Famílias ribeirinhas sofrem para receber comida
“Temos problema de navegabilidade para chegar produto às famílias ribeirinhas e abastecimento das cidades. Tem de caminhar às vezes 2 a 3 quilômetros naquela área de várzea, comprometida, para chegar o alimento”, relata o prefeito de Rio Preto da Eva, Anderson Sousa, da Associação Amazonense de Municípios (AAM). “O rio secou, uma mortandade de peixe nunca vista. Nosso campo está queimado e o gado não tem como se alimentar. Há poços artesianos que, em vários municípios, estão com lençol freático comprometido.”                   
Segundo ele, há ajuda federal, mas muitos municípios tiveram problemas para se adequar ao sistema de repasse dos recursos. Ao menos 17 prefeituras chegaram a ter processos devolvidos pela União por inconsistências nos registros. A associação fez mutirão para corrigir as falhas e facilitar o envio de verbas. 

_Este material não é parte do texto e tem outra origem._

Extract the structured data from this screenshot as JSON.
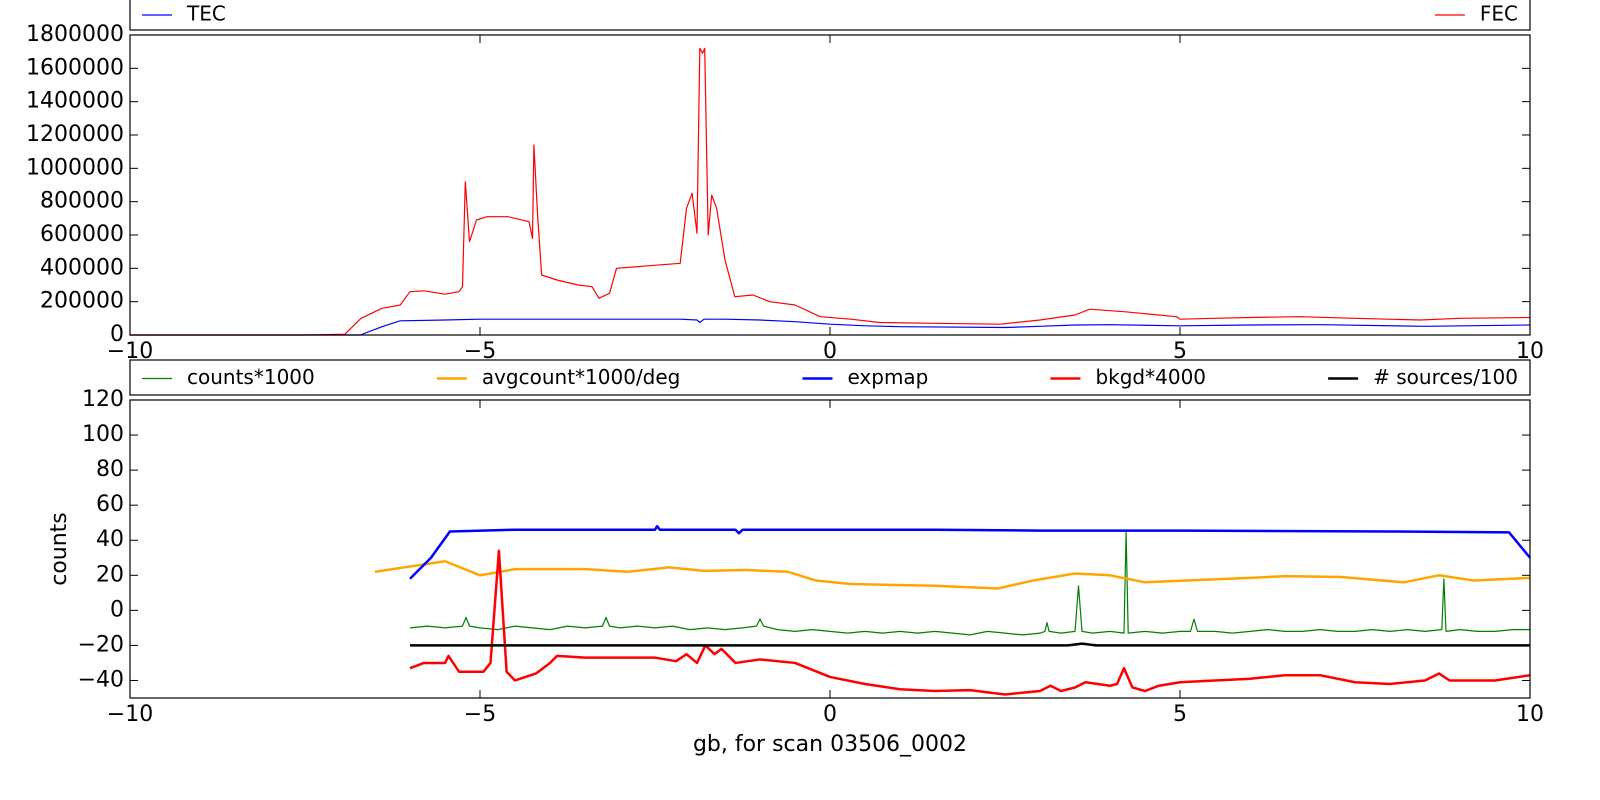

“Na Amazônia, em que há infraestrutura de transporte de abastecimento dependente do transporte fluvial, ao prever secas longas e intensas, é preciso ter estrutura pronta, apta a garantir suprimentos”, afirma Beto Mesquita, membro da Coalizão Brasil e diretor de Florestas e Políticas Públicas da BVRio. “É preciso repensar que regiões terão alternativas de transporte para dar resposta rápida e não colapsar o sistema de distribuição de suprimentos, especialmente de alimentos, água potável e medicamentos.”